Густой парк Ореанды, благородные развалины Мраморного дворца, красный дворец Ливадии, правильные ряды виноградника на горах, и вот, наконец., включенный в подкову гор, веселый, пестрый, амфитеатр Ялты, золотые купола собора, тонкие, стройные, темные кипарисы, похожие на черные узкие веретена, каменная набережная и на ней, точно игрушечные, люди, лошади и экипажи.
Медленно и осторожно повернувшись на одном месте, пароход боком причалил к пристани. Тотчас же масса людей, в грубой овечьей подражательности, ринулась с парохода по сходне на берег, давя, толкая и тиская друг друга. Глубокое отвращение почувствовала Елена, ко всем этим красным мужским затылкам, к растерянным, злым, пудренным впопыхах женским лицам, потным рукам, изогнутым угрожающе- локтям. Казалось ей, что в каждом из этих озверевших без нужды людях сидело то же самое животное, которое вчера раздавило ее.

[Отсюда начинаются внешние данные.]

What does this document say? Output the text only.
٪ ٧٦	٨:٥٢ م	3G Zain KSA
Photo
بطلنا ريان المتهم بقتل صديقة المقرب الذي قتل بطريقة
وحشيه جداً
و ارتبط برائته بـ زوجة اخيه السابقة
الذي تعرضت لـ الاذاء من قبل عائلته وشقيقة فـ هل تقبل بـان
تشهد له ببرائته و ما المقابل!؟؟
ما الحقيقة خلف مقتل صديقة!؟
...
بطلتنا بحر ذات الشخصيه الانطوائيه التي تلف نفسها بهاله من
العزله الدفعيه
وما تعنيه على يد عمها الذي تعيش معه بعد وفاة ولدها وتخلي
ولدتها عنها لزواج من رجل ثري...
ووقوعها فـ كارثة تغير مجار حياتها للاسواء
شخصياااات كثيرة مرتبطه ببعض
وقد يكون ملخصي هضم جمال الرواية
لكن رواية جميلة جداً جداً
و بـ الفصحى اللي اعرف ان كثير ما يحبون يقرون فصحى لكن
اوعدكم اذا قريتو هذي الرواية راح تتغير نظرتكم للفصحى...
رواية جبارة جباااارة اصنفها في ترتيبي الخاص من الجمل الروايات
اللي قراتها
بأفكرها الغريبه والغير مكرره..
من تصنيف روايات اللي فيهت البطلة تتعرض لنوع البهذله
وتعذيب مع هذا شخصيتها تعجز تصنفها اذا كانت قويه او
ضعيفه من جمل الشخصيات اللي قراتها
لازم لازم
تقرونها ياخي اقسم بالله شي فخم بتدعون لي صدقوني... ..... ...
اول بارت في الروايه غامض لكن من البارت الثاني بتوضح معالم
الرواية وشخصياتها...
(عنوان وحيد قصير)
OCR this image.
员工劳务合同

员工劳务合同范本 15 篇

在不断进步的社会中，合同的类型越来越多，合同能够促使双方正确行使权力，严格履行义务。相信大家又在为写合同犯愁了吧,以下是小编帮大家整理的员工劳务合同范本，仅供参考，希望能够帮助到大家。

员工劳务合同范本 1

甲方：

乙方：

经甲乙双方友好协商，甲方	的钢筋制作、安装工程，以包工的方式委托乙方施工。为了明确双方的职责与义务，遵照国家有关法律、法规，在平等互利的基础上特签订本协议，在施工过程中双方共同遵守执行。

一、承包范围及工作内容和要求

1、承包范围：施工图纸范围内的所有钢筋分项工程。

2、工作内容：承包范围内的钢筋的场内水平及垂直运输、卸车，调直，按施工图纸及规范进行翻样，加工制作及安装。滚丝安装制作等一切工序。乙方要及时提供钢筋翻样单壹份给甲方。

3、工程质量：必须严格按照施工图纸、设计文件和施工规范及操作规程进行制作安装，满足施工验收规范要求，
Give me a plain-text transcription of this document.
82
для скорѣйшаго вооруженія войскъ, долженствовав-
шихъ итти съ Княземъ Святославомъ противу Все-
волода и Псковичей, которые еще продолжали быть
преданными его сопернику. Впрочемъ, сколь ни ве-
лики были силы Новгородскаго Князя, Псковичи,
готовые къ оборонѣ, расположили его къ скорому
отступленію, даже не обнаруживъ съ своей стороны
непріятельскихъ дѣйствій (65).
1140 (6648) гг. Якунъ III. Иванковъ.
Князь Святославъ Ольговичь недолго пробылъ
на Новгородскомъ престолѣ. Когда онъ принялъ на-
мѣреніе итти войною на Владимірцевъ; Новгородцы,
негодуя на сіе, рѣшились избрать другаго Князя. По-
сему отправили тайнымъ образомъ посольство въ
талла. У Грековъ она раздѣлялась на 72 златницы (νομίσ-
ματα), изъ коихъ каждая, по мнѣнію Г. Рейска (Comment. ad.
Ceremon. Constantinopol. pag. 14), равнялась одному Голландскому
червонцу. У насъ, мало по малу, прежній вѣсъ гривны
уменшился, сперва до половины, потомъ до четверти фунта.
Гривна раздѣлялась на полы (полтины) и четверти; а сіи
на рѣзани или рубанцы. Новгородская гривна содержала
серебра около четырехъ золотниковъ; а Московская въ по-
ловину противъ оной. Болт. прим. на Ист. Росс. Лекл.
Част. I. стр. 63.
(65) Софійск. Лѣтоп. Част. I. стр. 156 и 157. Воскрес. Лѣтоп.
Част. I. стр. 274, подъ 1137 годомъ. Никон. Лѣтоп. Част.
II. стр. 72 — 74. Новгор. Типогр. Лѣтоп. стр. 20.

Только тогда, когда пассажиры отхлынули и палуба стала свободна, она подошла к борту и тотчас же увидела мужа. И вдруг все в нем: синяя шелковая косоворотка, подтянутая широким кушаком, и панталоны навыпуск, белая широкополая войлочная шляпа, которую тогда носили поголовно все социал-демократы, его маленький рост, круглый животик, золотые очки, прищуренные глаза, напряженная от солнечных лучей гримаса вокруг рта, — все в нем вдруг показалось ей бесконечно знакомым и в то же время почему-то враждебным и неприятным. У нее мелькнуло сожаление, зачем она не телеграфировала из Севастополя, что уезжает навсегда: так просто написать бы, без всякого объяснения причин.
Но он уже увидел ее издали и размахивал шляпой и высоко поднятой палкой.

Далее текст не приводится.